Мгновение спустя, испытав ощущение счастья от прикосновения ног к земной тверди, она нашла проход в деревянном барьере, окружающем арену, и направилась к Уину.
– Привет, а что ты здесь делаешь? – приветствовала она его, чувствуя, как у нее странным образом начинает кружиться голова, но совсем не так, как вверху, на трапеции.
Бывший муж поднялся ей навстречу, растерянно улыбаясь, что делало его на вид едва ли старше Криса – белокурый мальчик, рассчитывающий снискать особое расположение учителя. Он даже внешне выглядел как учащийся – в серых широких брюках из камвольной ткани, в накрахмаленной рубашке с застегнутыми пуговицами, за исключением одной на воротнике, и в синего цвета безрукавке.
– Я увидел твое имя в «Таймс» среди списка светил, участвующих в бенефисе. Позвонил, и мне сказали об этой генеральной репетиции. – Он улыбнулся. – Мне не хотелось упускать возможность увидеть твое выступление.
– Ты хочешь сказать, что пришел сюда не из-за Криса? Я думала… – Она огляделась вокруг, пытаясь обнаружить где-нибудь сына. – А где Крис?
– Он сказал, что хочет заглянуть за кулисы, но мне кажется, что он решил оставить нас одних. У тебя не найдется для меня минутки?
Голос Уина со слабыми южными обертонами подействовал на нее успокаивающе, словно забытая мелодия… И в то же время взволновал ее, потому что он всегда, как ей казалось, обещал больше, чем, как она знала, можно ожидать от Уина.

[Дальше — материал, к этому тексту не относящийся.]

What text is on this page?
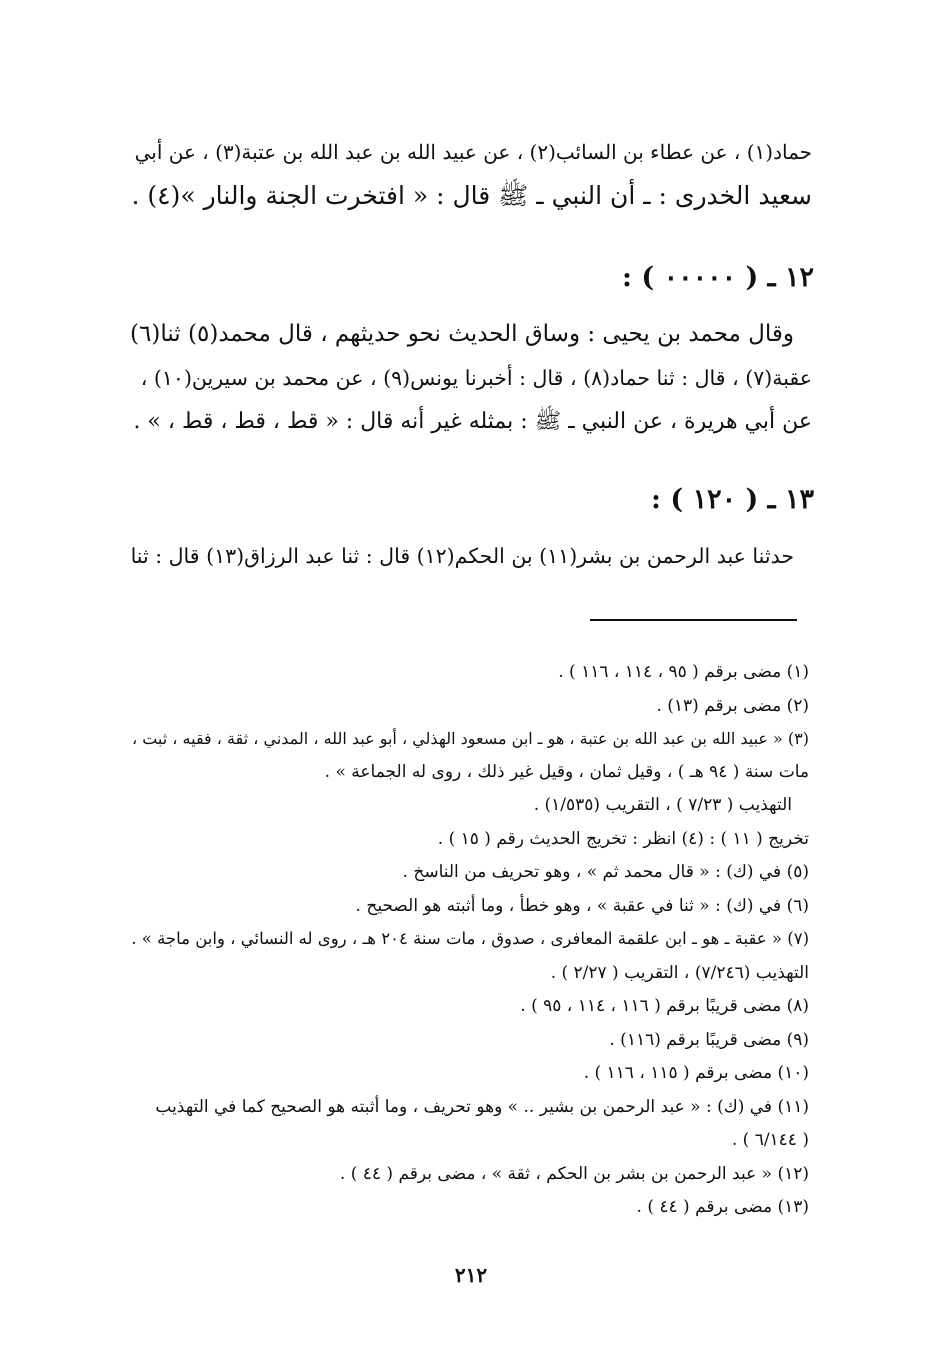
حماد(١) ، عن عطاء بن السائب(٢) ، عن عبيد الله بن عبد الله بن عتبة(٣) ، عن أبي
سعيد الخدرى : ـ أن النبي ـ ﷺ قال : « افتخرت الجنة والنار »(٤) .
١٢ ـ ( ٠٠٠٠٠ ) :
وقال محمد بن يحيى : وساق الحديث نحو حديثهم ، قال محمد(٥) ثنا(٦)
عقبة(٧) ، قال : ثنا حماد(٨) ، قال : أخبرنا يونس(٩) ، عن محمد بن سيرين(١٠) ،
عن أبي هريرة ، عن النبي ـ ﷺ : بمثله غير أنه قال : « قط ، قط ، قط ، » .
١٣ ـ ( ١٢٠ ) :
حدثنا عبد الرحمن بن بشر(١١) بن الحكم(١٢) قال : ثنا عبد الرزاق(١٣) قال : ثنا
(١) مضى برقم ( ٩٥ ، ١١٤ ، ١١٦ ) .
(٢) مضى برقم (١٣) .
(٣) « عبيد الله بن عبد الله بن عتبة ، هو ـ ابن مسعود الهذلي ، أبو عبد الله ، المدني ، ثقة ، فقيه ، ثبت ،
مات سنة ( ٩٤ هـ ) ، وقيل ثمان ، وقيل غير ذلك ، روى له الجماعة » .
التهذيب ( ٧/٢٣ ) ، التقريب (١/٥٣٥) .
تخريج ( ١١ ) : (٤) انظر : تخريج الحديث رقم ( ١٥ ) .
(٥) في (ك) : « قال محمد ثم » ، وهو تحريف من الناسخ .
(٦) في (ك) : « ثنا في عقبة » ، وهو خطأ ، وما أثبته هو الصحيح .
(٧) « عقبة ـ هو ـ ابن علقمة المعافرى ، صدوق ، مات سنة ٢٠٤ هـ ، روى له النسائي ، وابن ماجة » .
التهذيب (٧/٢٤٦) ، التقريب ( ٢/٢٧ ) .
(٨) مضى قريبًا برقم ( ١١٦ ، ١١٤ ، ٩٥ ) .
(٩) مضى قريبًا برقم (١١٦) .
(١٠) مضى برقم ( ١١٥ ، ١١٦ ) .
(١١) في (ك) : « عبد الرحمن بن بشير .. » وهو تحريف ، وما أثبته هو الصحيح كما في التهذيب
( ٦/١٤٤ ) .
(١٢) « عبد الرحمن بن بشر بن الحكم ، ثقة » ، مضى برقم ( ٤٤ ) .
(١٣) مضى برقم ( ٤٤ ) .
٢١٢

Она помолчала, чтобы дать понять ему: желание не означает, что она обязательно должна подчиниться. Помедлив, Грейс сказала:
– Ладно. Только мне надо набросить на себя что-нибудь.
– Вот.
Он схватил кашемировый клубный пиджак цвета древесного угля, перекинутый через ручку кресла, и предложил ей.
Грейс поколебалась, не желая принимать его, но все-таки накинула пиджак на плечи.
– Послушай, если это касается Рождества… – вырвалось у нее. – Не стоит планировать что-нибудь, не поговорив предварительно со мной.
– Крис тебе сказал?
Уин провел по волосам – густым, золотистым, слегка выгоревшим, как будто он провел все лето на яхте.